When Clemmer got the news that the season was over, she instantly started crying. Her freshman year, McKendree won the national championship and Clemmer was named the most outstanding bowler of the tournament. The team finished as runner ups her sophomore season and a disappointing fourth place last year, and had worked so hard all season to regain the crown.

“I didn’t think it was the way I should have ended my senior year,” said Clemmer, who plans to turn pro now. “We were destined to win a national championship this year, and were good enough to win a national championship this year.”

While seniors like Clemmer are mourning the abrupt end to their college careers, others are worried about what the future of the sport will look like after the coronavirus.

(McKendree celebrating the 2017 NCAA national championship; via Getty)

Title IX offers some protections for women’s sports, requiring schools to create equal participation opportunities for men and women. But, in practice, very few schools are in full compliance with Title IX, and with schools worried more about profits especially after a pandemic, some women’s sports might have to fight to retain a presence.

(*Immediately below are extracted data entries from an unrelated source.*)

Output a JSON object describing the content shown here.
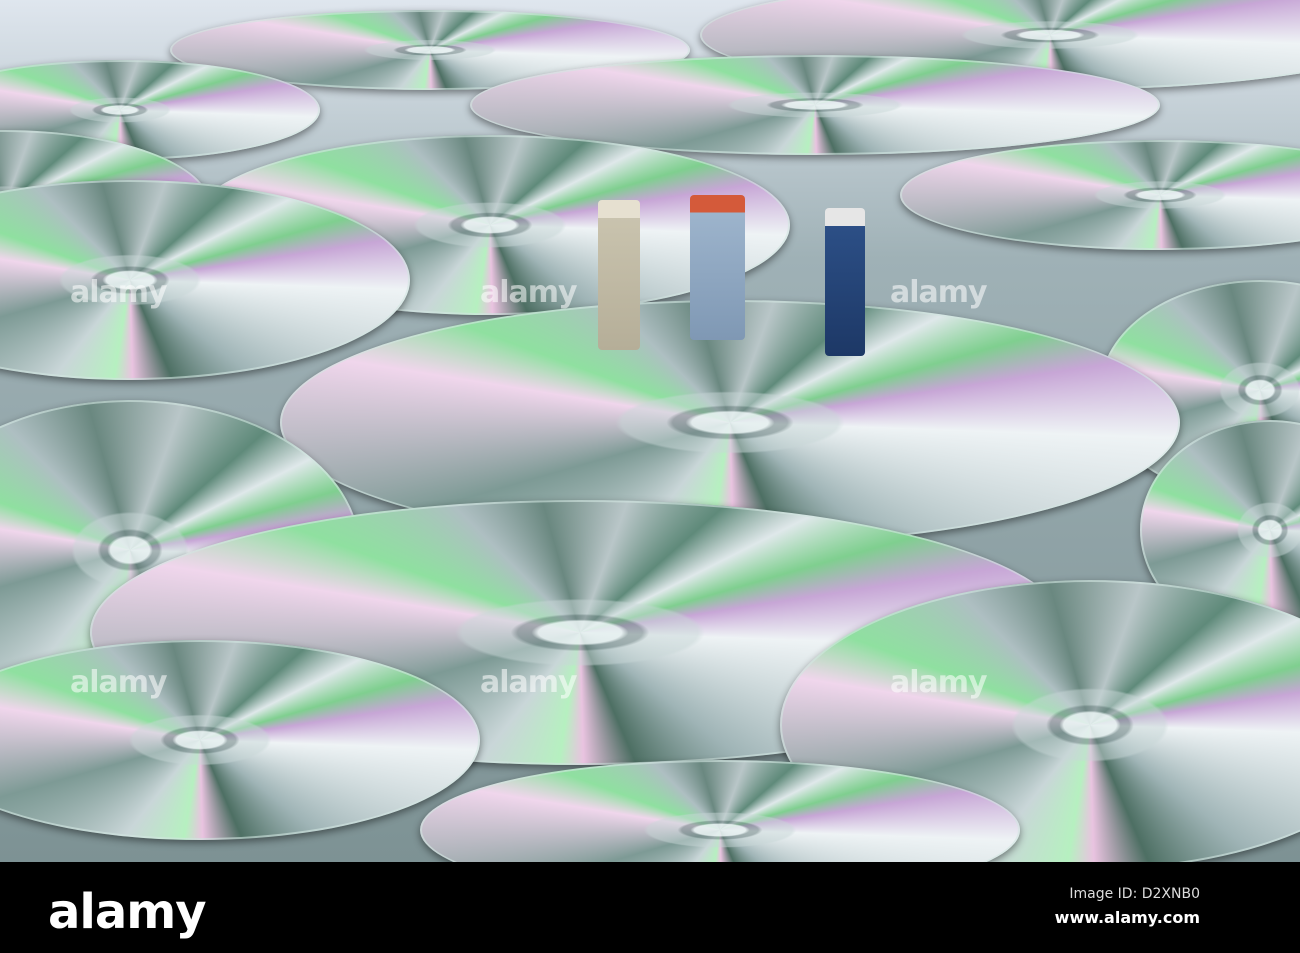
{
  "watermark": {
    "text": "alamy"
  },
  "footer": {
    "logo": "alamy",
    "image_id": "Image ID: D2XNB0",
    "url": "www.alamy.com"
  }
}
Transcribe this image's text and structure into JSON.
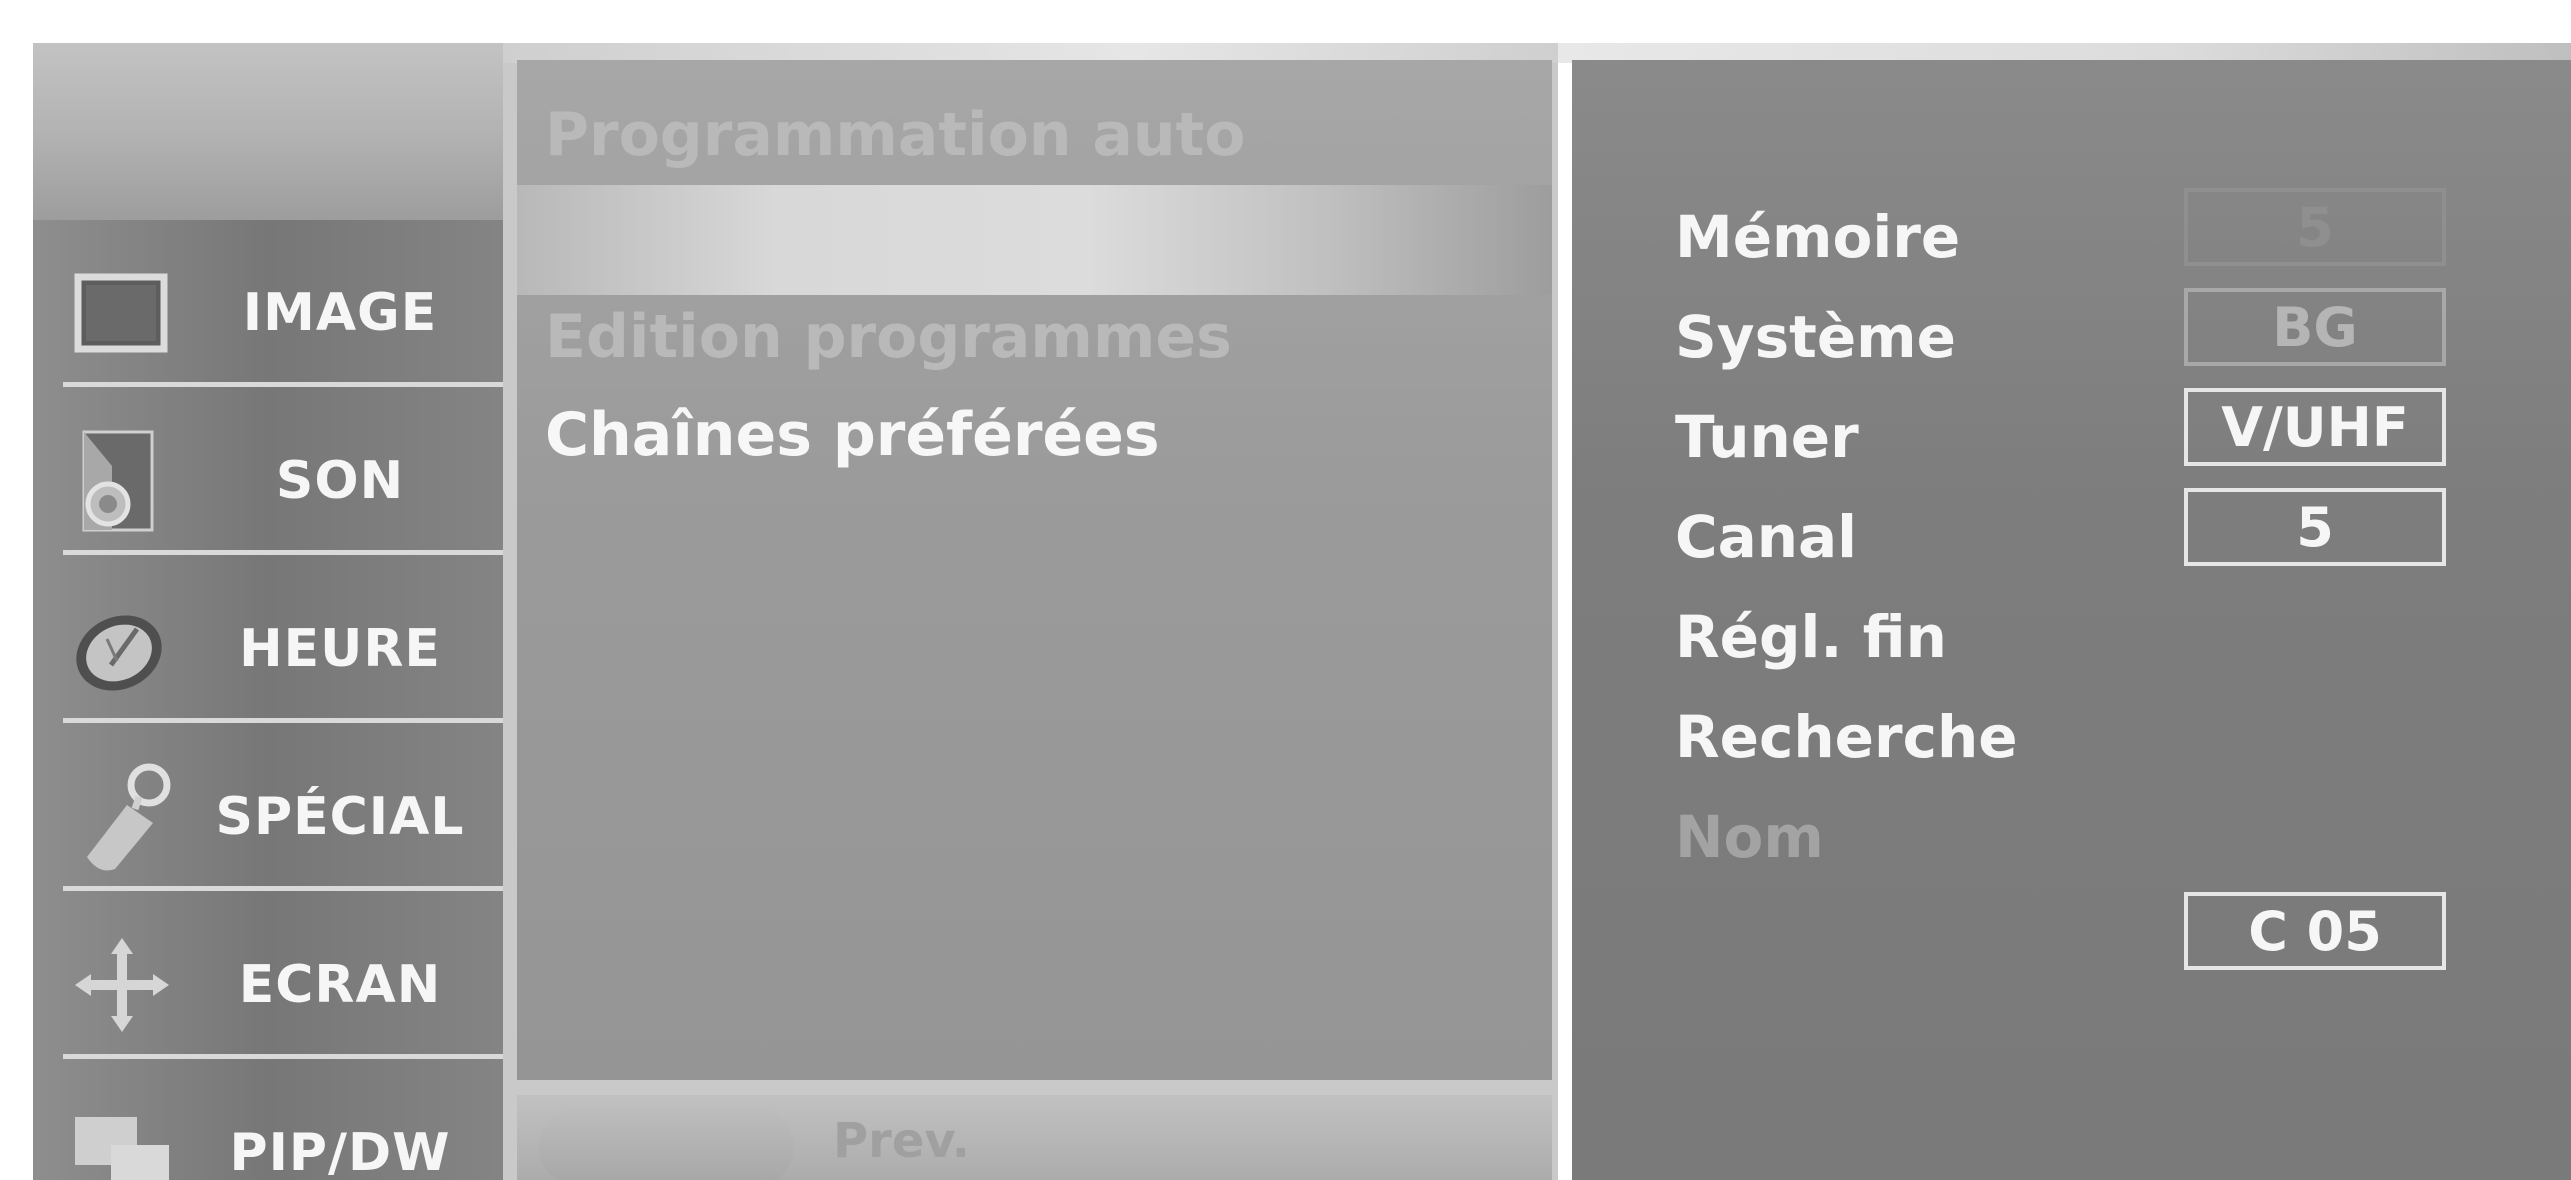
{
  "sidebar": {
    "items": [
      {
        "label": "IMAGE",
        "icon": "monitor-icon"
      },
      {
        "label": "SON",
        "icon": "speaker-icon"
      },
      {
        "label": "HEURE",
        "icon": "clock-icon"
      },
      {
        "label": "SPÉCIAL",
        "icon": "key-tag-icon"
      },
      {
        "label": "ECRAN",
        "icon": "move-arrows-icon"
      },
      {
        "label": "PIP/DW",
        "icon": "pip-windows-icon"
      }
    ]
  },
  "menu": {
    "items": [
      {
        "label": "Programmation auto",
        "state": "dim"
      },
      {
        "label": "",
        "state": "highlighted"
      },
      {
        "label": "Edition programmes",
        "state": "dim"
      },
      {
        "label": "Chaînes préférées",
        "state": "bright"
      }
    ],
    "prev_label": "Prev."
  },
  "settings": {
    "rows": [
      {
        "label": "Mémoire",
        "value": "5",
        "enabled": true
      },
      {
        "label": "Système",
        "value": "BG",
        "enabled": true
      },
      {
        "label": "Tuner",
        "value": "V/UHF",
        "enabled": true
      },
      {
        "label": "Canal",
        "value": "5",
        "enabled": true
      },
      {
        "label": "Régl. fin",
        "value": null,
        "enabled": true
      },
      {
        "label": "Recherche",
        "value": null,
        "enabled": true
      },
      {
        "label": "Nom",
        "value": null,
        "enabled": false
      }
    ],
    "name_value": "C 05"
  }
}
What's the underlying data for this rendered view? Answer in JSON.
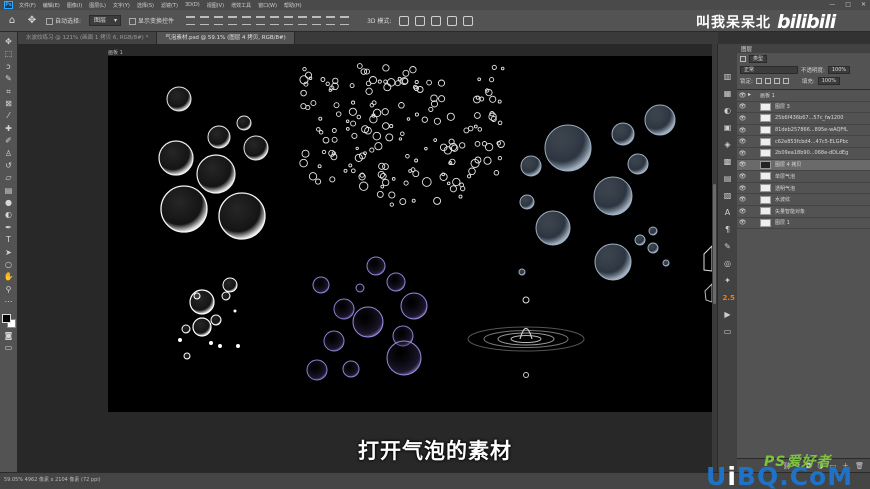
{
  "menubar": {
    "items": [
      "文件(F)",
      "编辑(E)",
      "图像(I)",
      "图层(L)",
      "文字(Y)",
      "选择(S)",
      "滤镜(T)",
      "3D(D)",
      "视图(V)",
      "增效工具",
      "窗口(W)",
      "帮助(H)"
    ],
    "window_controls": [
      "—",
      "□",
      "✕"
    ]
  },
  "options": {
    "auto_select_label": "自动选择:",
    "auto_select_value": "图层",
    "transform_label": "显示变换控件",
    "mode_label": "3D 模式:"
  },
  "brand": {
    "name": "叫我呆呆北",
    "logo": "bilibili"
  },
  "tabs": [
    {
      "label": "水波纹练习 @ 121% (画面 1 拷贝 6, RGB/8#) *",
      "active": false
    },
    {
      "label": "气泡素材.psd @ 59.1% (图层 4 拷贝, RGB/8#)",
      "active": true
    }
  ],
  "artboard": {
    "title": "画板 1"
  },
  "layers": {
    "header": "图层",
    "kind_label": "类型",
    "blend_mode": "正常",
    "opacity_label": "不透明度:",
    "opacity": "100%",
    "lock_label": "锁定:",
    "fill_label": "填充:",
    "fill": "100%",
    "items": [
      {
        "name": "画板 1",
        "type": "artboard"
      },
      {
        "name": "图层 3",
        "type": "layer"
      },
      {
        "name": "25b6f436b67...57c_fw1200",
        "type": "layer"
      },
      {
        "name": "81deb257866...895e-wAQFfL",
        "type": "layer"
      },
      {
        "name": "c62e853fcbd4...47c5-ELGPbc",
        "type": "layer"
      },
      {
        "name": "2b09ea18b90...068e-dDLdEg",
        "type": "layer"
      },
      {
        "name": "图层 4 拷贝",
        "type": "layer"
      },
      {
        "name": "单层气泡",
        "type": "layer"
      },
      {
        "name": "透明气泡",
        "type": "layer"
      },
      {
        "name": "水波纹",
        "type": "layer"
      },
      {
        "name": "矢量智能对象",
        "type": "layer"
      },
      {
        "name": "图层 1",
        "type": "layer"
      }
    ],
    "footer_icons": [
      "link-icon",
      "fx-icon",
      "mask-icon",
      "adjustment-icon",
      "group-icon",
      "new-layer-icon",
      "trash-icon"
    ]
  },
  "status": {
    "text": "59.05%   4962 像素 x 2104 像素 (72 ppi)"
  },
  "subtitle": "打开气泡的素材",
  "watermark": {
    "top": "PS爱好者",
    "main_prefix": "U",
    "main_accent": "i",
    "main_suffix": "BQ.CoM"
  },
  "colors": {
    "accent": "#31a8ff",
    "watermark_green": "#7ec242",
    "watermark_blue": "#1e73c8"
  }
}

Currently, there’s concern some smaller women’s sports might be the way to trim the fat for some budgets, especially at schools trying to reduce costs enough for a football season.

Bowling Green cut baseball last week, but it’s mostly been smaller sports such as Sonoma State women’s water polo, Akron women’s tennis, St. Edward's University women’s golf, and others.

Even though bowling is a relatively cheap sport, those in the community are still worried.

“I can’t say I’m not concerned, because that wouldn’t be correct,” said Williamson. “I look at it as we’re operating as business as usual until we’re told to be different, then we’ll figure out what that means. At a place like Vanderbilt, I don’t think cutting sports is on their radar at the moment.”

Williamson thinks being a successful program on campus helps the cause of the bowling team as well if they ever were to look at cutting costs by eliminating some sports.

“The one thing Vanderbilt does a great job of is treating all their sports equally. They don’t expect us to travel differently than football, so we have universal guidelines,” he said.

When NCAA sports do return, bowling is hoping to keep things rolling. On some campuses, like UMES and McKendree, it’s the most successful sport, while on others like Vanderbilt, it’s a secret gem that adds to the school’s athletic legacy.

Whatever it represents to an athletic program, it’s one of the many secret worlds under the surface of more publicized revenue sports, and it’s one that’s ready for a fight to stay in the picture while schools across the country make cuts.

“I never thought I’d love for the opportunity to lose,” said Williamson. “It would have been closure.”